Article Voie de fait

Transcription

Article Voie de fait
RESCTRICTION DE L’OBJET DE LA VOIE DE FAIT
(TC, 17 juin 2013, Bergoend, n° 3911)
La théorie jurisprudentielle de la voie de fait s’inscrit comme une exception au
principe de la séparation des autorités administratives et judiciaires.
Cette théorie avait classiquement pour objet de conférer, par exception, au juge
judiciaire, le pouvoir d’ordonner à l’Administration de cesser ou de réparer les
atteintes graves portées par elle au droit de propriété ou à une liberté
fondamentale.
« Considérant qu'il n'y a voie de fait justifiant, par exception au
principe de séparation des autorités administratives et judiciaires, la
compétence des juridictions de l'ordre judiciaire, que dans la mesure
où l'administration, soit a procédé à l'exécution forcée, dans des
conditions irrégulières, d'une décision, même régulière, portant une
atteinte grave au droit de propriété ou à une liberté fondamentale,
soit a pris une décision ayant l'un ou l'autre de ces effets à la
condition toutefois que cette dernière décision soit elle-même
manifestement insusceptible d'être rattachée à un pouvoir
appartenant à l'autorité administrative ; » (TC, 23 octobre 2000,
Boussadar, n°3227)
Par un arrêt important du 17 juin 2013, le Tribunal des conflits, est revenu sur
cette jurisprudence.
« Considérant qu'il n'y a voie de fait de la part de l'administration,
justifiant, par exception au principe de séparation des autorités
administratives et judiciaires, la compétence des juridictions de
l'ordre judiciaire pour en ordonner la cessation ou la réparation, que
dans la mesure où l'administration soit a procédé à l'exécution forcée,
dans des conditions irrégulières, d'une décision, même régulière,
portant atteinte à la liberté individuelle ou aboutissant à l'extinction
d'un droit de propriété, soit a pris une décision qui a les mêmes
effets d'atteinte à la liberté individuelle ou d'extinction d'un droit de
propriété et qui est manifestement insusceptible d'être rattachée à
un pouvoir appartenant à l'autorité administrative ; que
l'implantation, même sans titre, d'un ouvrage public sur le terrain
d'une personne privée ne procède pas d'un acte manifestement
insusceptible de se rattacher à un pouvoir dont dispose
l'administration ; » (TC, 17 juin 2013, Bergoend, n°3911)
SELARL Cabinet Coudray, 8 novembre 2013 www.cabinet-­‐coudray.fr
Sans bouleverser le concept de la voie de fait, le Tribunal des conflits en a
néanmoins considérablement limité le champ d’application.

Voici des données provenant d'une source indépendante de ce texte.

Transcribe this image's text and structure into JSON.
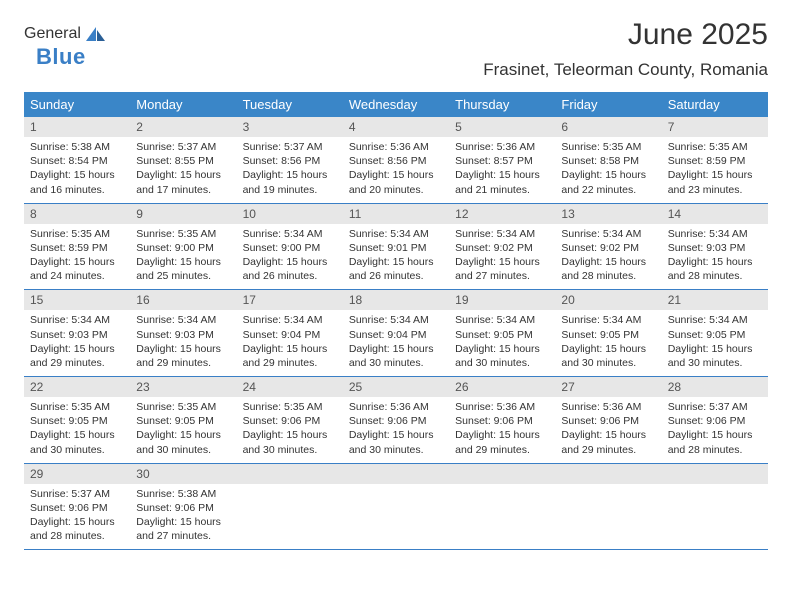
{
  "logo": {
    "part1": "General",
    "part2": "Blue"
  },
  "title": "June 2025",
  "location": "Frasinet, Teleorman County, Romania",
  "colors": {
    "header_bg": "#3a86c8",
    "header_text": "#ffffff",
    "daynum_bg": "#e7e7e7",
    "divider": "#3a7fc6",
    "logo_gray": "#6a6a6a",
    "logo_blue": "#3a7fc6",
    "body_text": "#333333"
  },
  "day_names": [
    "Sunday",
    "Monday",
    "Tuesday",
    "Wednesday",
    "Thursday",
    "Friday",
    "Saturday"
  ],
  "weeks": [
    [
      {
        "n": "1",
        "sr": "5:38 AM",
        "ss": "8:54 PM",
        "dl": "15 hours and 16 minutes."
      },
      {
        "n": "2",
        "sr": "5:37 AM",
        "ss": "8:55 PM",
        "dl": "15 hours and 17 minutes."
      },
      {
        "n": "3",
        "sr": "5:37 AM",
        "ss": "8:56 PM",
        "dl": "15 hours and 19 minutes."
      },
      {
        "n": "4",
        "sr": "5:36 AM",
        "ss": "8:56 PM",
        "dl": "15 hours and 20 minutes."
      },
      {
        "n": "5",
        "sr": "5:36 AM",
        "ss": "8:57 PM",
        "dl": "15 hours and 21 minutes."
      },
      {
        "n": "6",
        "sr": "5:35 AM",
        "ss": "8:58 PM",
        "dl": "15 hours and 22 minutes."
      },
      {
        "n": "7",
        "sr": "5:35 AM",
        "ss": "8:59 PM",
        "dl": "15 hours and 23 minutes."
      }
    ],
    [
      {
        "n": "8",
        "sr": "5:35 AM",
        "ss": "8:59 PM",
        "dl": "15 hours and 24 minutes."
      },
      {
        "n": "9",
        "sr": "5:35 AM",
        "ss": "9:00 PM",
        "dl": "15 hours and 25 minutes."
      },
      {
        "n": "10",
        "sr": "5:34 AM",
        "ss": "9:00 PM",
        "dl": "15 hours and 26 minutes."
      },
      {
        "n": "11",
        "sr": "5:34 AM",
        "ss": "9:01 PM",
        "dl": "15 hours and 26 minutes."
      },
      {
        "n": "12",
        "sr": "5:34 AM",
        "ss": "9:02 PM",
        "dl": "15 hours and 27 minutes."
      },
      {
        "n": "13",
        "sr": "5:34 AM",
        "ss": "9:02 PM",
        "dl": "15 hours and 28 minutes."
      },
      {
        "n": "14",
        "sr": "5:34 AM",
        "ss": "9:03 PM",
        "dl": "15 hours and 28 minutes."
      }
    ],
    [
      {
        "n": "15",
        "sr": "5:34 AM",
        "ss": "9:03 PM",
        "dl": "15 hours and 29 minutes."
      },
      {
        "n": "16",
        "sr": "5:34 AM",
        "ss": "9:03 PM",
        "dl": "15 hours and 29 minutes."
      },
      {
        "n": "17",
        "sr": "5:34 AM",
        "ss": "9:04 PM",
        "dl": "15 hours and 29 minutes."
      },
      {
        "n": "18",
        "sr": "5:34 AM",
        "ss": "9:04 PM",
        "dl": "15 hours and 30 minutes."
      },
      {
        "n": "19",
        "sr": "5:34 AM",
        "ss": "9:05 PM",
        "dl": "15 hours and 30 minutes."
      },
      {
        "n": "20",
        "sr": "5:34 AM",
        "ss": "9:05 PM",
        "dl": "15 hours and 30 minutes."
      },
      {
        "n": "21",
        "sr": "5:34 AM",
        "ss": "9:05 PM",
        "dl": "15 hours and 30 minutes."
      }
    ],
    [
      {
        "n": "22",
        "sr": "5:35 AM",
        "ss": "9:05 PM",
        "dl": "15 hours and 30 minutes."
      },
      {
        "n": "23",
        "sr": "5:35 AM",
        "ss": "9:05 PM",
        "dl": "15 hours and 30 minutes."
      },
      {
        "n": "24",
        "sr": "5:35 AM",
        "ss": "9:06 PM",
        "dl": "15 hours and 30 minutes."
      },
      {
        "n": "25",
        "sr": "5:36 AM",
        "ss": "9:06 PM",
        "dl": "15 hours and 30 minutes."
      },
      {
        "n": "26",
        "sr": "5:36 AM",
        "ss": "9:06 PM",
        "dl": "15 hours and 29 minutes."
      },
      {
        "n": "27",
        "sr": "5:36 AM",
        "ss": "9:06 PM",
        "dl": "15 hours and 29 minutes."
      },
      {
        "n": "28",
        "sr": "5:37 AM",
        "ss": "9:06 PM",
        "dl": "15 hours and 28 minutes."
      }
    ],
    [
      {
        "n": "29",
        "sr": "5:37 AM",
        "ss": "9:06 PM",
        "dl": "15 hours and 28 minutes."
      },
      {
        "n": "30",
        "sr": "5:38 AM",
        "ss": "9:06 PM",
        "dl": "15 hours and 27 minutes."
      },
      null,
      null,
      null,
      null,
      null
    ]
  ],
  "labels": {
    "sunrise": "Sunrise: ",
    "sunset": "Sunset: ",
    "daylight": "Daylight: "
  }
}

En effet, si les
modalités de la voie de fait demeurent inchangées, l’objet même de la voie de fait
est considérablement restreint.
Ainsi, comme précédemment, la voie de fait ne peut être réalisée que par le biais :
• soit, de l’exécution forcée, dans des conditions irrégulières, d’une décision
même régulière,
• soit, de l’édiction d’une décision qui est manifestement insusceptible
d'être rattachée à un pouvoir appartenant à l'autorité administrative.
En revanche, l’objet de la voie de fait, lui, est modifié. Il n’y a donc désormais
voie de fait que :
• lorsqu’il est porté atteinte à la liberté individuelle,
• ou, lorsque un droit de propriété est éteint.

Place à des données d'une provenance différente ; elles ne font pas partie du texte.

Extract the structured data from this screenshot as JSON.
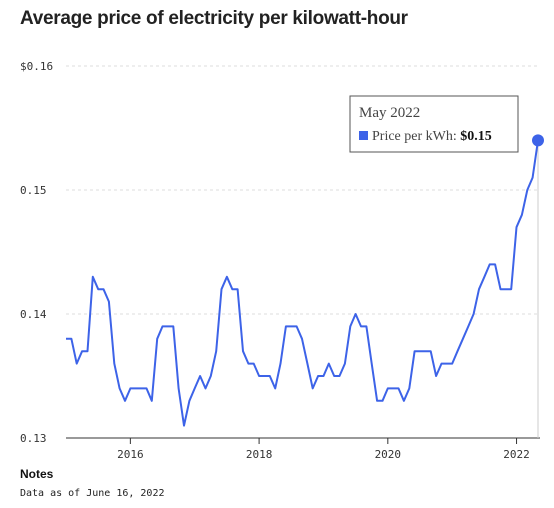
{
  "page": {
    "title": "Average price of electricity per kilowatt-hour",
    "notes_heading": "Notes",
    "notes_text": "Data as of June 16, 2022"
  },
  "tooltip": {
    "title": "May 2022",
    "label": "Price per kWh: ",
    "value": "$0.15"
  },
  "colors": {
    "series": "#3d63e8",
    "grid": "#dddddd",
    "axis": "#333333"
  },
  "chart_data": {
    "type": "line",
    "title": "Average price of electricity per kilowatt-hour",
    "xlabel": "",
    "ylabel": "",
    "ylim": [
      0.13,
      0.16
    ],
    "y_ticks": [
      0.13,
      0.14,
      0.15,
      0.16
    ],
    "y_tick_labels": [
      "0.13",
      "0.14",
      "0.15",
      "$0.16"
    ],
    "x_ticks": [
      2016,
      2018,
      2020,
      2022
    ],
    "x_tick_labels": [
      "2016",
      "2018",
      "2020",
      "2022"
    ],
    "xlim": [
      "2015-01",
      "2022-05"
    ],
    "grid": true,
    "legend": "none",
    "series": [
      {
        "x": [
          "2015-01",
          "2015-02",
          "2015-03",
          "2015-04",
          "2015-05",
          "2015-06",
          "2015-07",
          "2015-08",
          "2015-09",
          "2015-10",
          "2015-11",
          "2015-12",
          "2016-01",
          "2016-02",
          "2016-03",
          "2016-04",
          "2016-05",
          "2016-06",
          "2016-07",
          "2016-08",
          "2016-09",
          "2016-10",
          "2016-11",
          "2016-12",
          "2017-01",
          "2017-02",
          "2017-03",
          "2017-04",
          "2017-05",
          "2017-06",
          "2017-07",
          "2017-08",
          "2017-09",
          "2017-10",
          "2017-11",
          "2017-12",
          "2018-01",
          "2018-02",
          "2018-03",
          "2018-04",
          "2018-05",
          "2018-06",
          "2018-07",
          "2018-08",
          "2018-09",
          "2018-10",
          "2018-11",
          "2018-12",
          "2019-01",
          "2019-02",
          "2019-03",
          "2019-04",
          "2019-05",
          "2019-06",
          "2019-07",
          "2019-08",
          "2019-09",
          "2019-10",
          "2019-11",
          "2019-12",
          "2020-01",
          "2020-02",
          "2020-03",
          "2020-04",
          "2020-05",
          "2020-06",
          "2020-07",
          "2020-08",
          "2020-09",
          "2020-10",
          "2020-11",
          "2020-12",
          "2021-01",
          "2021-02",
          "2021-03",
          "2021-04",
          "2021-05",
          "2021-06",
          "2021-07",
          "2021-08",
          "2021-09",
          "2021-10",
          "2021-11",
          "2021-12",
          "2022-01",
          "2022-02",
          "2022-03",
          "2022-04",
          "2022-05"
        ],
        "values": [
          0.138,
          0.138,
          0.136,
          0.137,
          0.137,
          0.143,
          0.142,
          0.142,
          0.141,
          0.136,
          0.134,
          0.133,
          0.134,
          0.134,
          0.134,
          0.134,
          0.133,
          0.138,
          0.139,
          0.139,
          0.139,
          0.134,
          0.131,
          0.133,
          0.134,
          0.135,
          0.134,
          0.135,
          0.137,
          0.142,
          0.143,
          0.142,
          0.142,
          0.137,
          0.136,
          0.136,
          0.135,
          0.135,
          0.135,
          0.134,
          0.136,
          0.139,
          0.139,
          0.139,
          0.138,
          0.136,
          0.134,
          0.135,
          0.135,
          0.136,
          0.135,
          0.135,
          0.136,
          0.139,
          0.14,
          0.139,
          0.139,
          0.136,
          0.133,
          0.133,
          0.134,
          0.134,
          0.134,
          0.133,
          0.134,
          0.137,
          0.137,
          0.137,
          0.137,
          0.135,
          0.136,
          0.136,
          0.136,
          0.137,
          0.138,
          0.139,
          0.14,
          0.142,
          0.143,
          0.144,
          0.144,
          0.142,
          0.142,
          0.142,
          0.147,
          0.148,
          0.15,
          0.151,
          0.154
        ]
      }
    ],
    "highlight": {
      "x": "2022-05",
      "value": 0.154
    }
  }
}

Une atteinte à la liberté individuelle
Ainsi, en premier lieu le Tribunal des conflits ne fait plus référence à « une liberté
fondamentale » mais à « la liberté individuelle ».

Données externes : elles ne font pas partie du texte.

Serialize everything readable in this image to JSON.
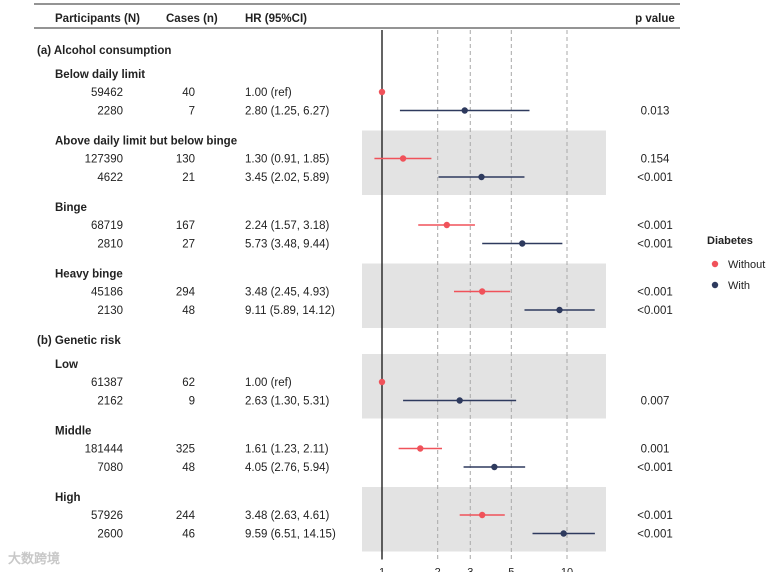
{
  "chart_data": {
    "type": "forest",
    "columns": {
      "participants": "Participants (N)",
      "cases": "Cases (n)",
      "hr": "HR (95%CI)",
      "p": "p value"
    },
    "x_scale": "log",
    "xlim": [
      0.75,
      17
    ],
    "x_ticks": [
      1,
      2,
      3,
      5,
      10
    ],
    "reference_line": 1,
    "legend": {
      "title": "Diabetes",
      "entries": [
        {
          "key": "without",
          "label": "Without",
          "color": "#f0525a"
        },
        {
          "key": "with",
          "label": "With",
          "color": "#2e3a5e"
        }
      ]
    },
    "sections": [
      {
        "title": "(a) Alcohol consumption",
        "groups": [
          {
            "label": "Below daily limit",
            "shaded": false,
            "rows": [
              {
                "series": "without",
                "participants": "59462",
                "cases": "40",
                "hr_text": "1.00 (ref)",
                "hr": 1.0,
                "lo": 1.0,
                "hi": 1.0,
                "p": ""
              },
              {
                "series": "with",
                "participants": "2280",
                "cases": "7",
                "hr_text": "2.80 (1.25, 6.27)",
                "hr": 2.8,
                "lo": 1.25,
                "hi": 6.27,
                "p": "0.013"
              }
            ]
          },
          {
            "label": "Above daily limit but below binge",
            "shaded": true,
            "rows": [
              {
                "series": "without",
                "participants": "127390",
                "cases": "130",
                "hr_text": "1.30 (0.91, 1.85)",
                "hr": 1.3,
                "lo": 0.91,
                "hi": 1.85,
                "p": "0.154"
              },
              {
                "series": "with",
                "participants": "4622",
                "cases": "21",
                "hr_text": "3.45 (2.02, 5.89)",
                "hr": 3.45,
                "lo": 2.02,
                "hi": 5.89,
                "p": "<0.001"
              }
            ]
          },
          {
            "label": "Binge",
            "shaded": false,
            "rows": [
              {
                "series": "without",
                "participants": "68719",
                "cases": "167",
                "hr_text": "2.24 (1.57, 3.18)",
                "hr": 2.24,
                "lo": 1.57,
                "hi": 3.18,
                "p": "<0.001"
              },
              {
                "series": "with",
                "participants": "2810",
                "cases": "27",
                "hr_text": "5.73 (3.48, 9.44)",
                "hr": 5.73,
                "lo": 3.48,
                "hi": 9.44,
                "p": "<0.001"
              }
            ]
          },
          {
            "label": "Heavy binge",
            "shaded": true,
            "rows": [
              {
                "series": "without",
                "participants": "45186",
                "cases": "294",
                "hr_text": "3.48 (2.45, 4.93)",
                "hr": 3.48,
                "lo": 2.45,
                "hi": 4.93,
                "p": "<0.001"
              },
              {
                "series": "with",
                "participants": "2130",
                "cases": "48",
                "hr_text": "9.11 (5.89, 14.12)",
                "hr": 9.11,
                "lo": 5.89,
                "hi": 14.12,
                "p": "<0.001"
              }
            ]
          }
        ]
      },
      {
        "title": "(b) Genetic risk",
        "groups": [
          {
            "label": "Low",
            "shaded": true,
            "rows": [
              {
                "series": "without",
                "participants": "61387",
                "cases": "62",
                "hr_text": "1.00 (ref)",
                "hr": 1.0,
                "lo": 1.0,
                "hi": 1.0,
                "p": ""
              },
              {
                "series": "with",
                "participants": "2162",
                "cases": "9",
                "hr_text": "2.63 (1.30, 5.31)",
                "hr": 2.63,
                "lo": 1.3,
                "hi": 5.31,
                "p": "0.007"
              }
            ]
          },
          {
            "label": "Middle",
            "shaded": false,
            "rows": [
              {
                "series": "without",
                "participants": "181444",
                "cases": "325",
                "hr_text": "1.61 (1.23, 2.11)",
                "hr": 1.61,
                "lo": 1.23,
                "hi": 2.11,
                "p": "0.001"
              },
              {
                "series": "with",
                "participants": "7080",
                "cases": "48",
                "hr_text": "4.05 (2.76, 5.94)",
                "hr": 4.05,
                "lo": 2.76,
                "hi": 5.94,
                "p": "<0.001"
              }
            ]
          },
          {
            "label": "High",
            "shaded": true,
            "rows": [
              {
                "series": "without",
                "participants": "57926",
                "cases": "244",
                "hr_text": "3.48 (2.63, 4.61)",
                "hr": 3.48,
                "lo": 2.63,
                "hi": 4.61,
                "p": "<0.001"
              },
              {
                "series": "with",
                "participants": "2600",
                "cases": "46",
                "hr_text": "9.59 (6.51, 14.15)",
                "hr": 9.59,
                "lo": 6.51,
                "hi": 14.15,
                "p": "<0.001"
              }
            ]
          }
        ]
      }
    ]
  },
  "watermark": "大数跨境"
}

La portée de cette évolution ne doit pas être négligée.
Cet abandon permet tout d’abord de clarifier les champs d’application respectifs
de la théorie de la voie de fait d’une part et du référé liberté d’autre part.
L’article L. 521-2 du code de justice administrative confère en effet, depuis la loi
du 30 juin 2000, compétence au juge administratif des référés pour « ordonner
toutes mesures nécessaires à la sauvegarde d'une liberté fondamentale à laquelle
une personne morale de droit public ou un organisme de droit privé chargé de la
gestion d'un service public aurait porté, dans l'exercice d'un de ses pouvoirs, une
atteinte grave et manifestement illégale ».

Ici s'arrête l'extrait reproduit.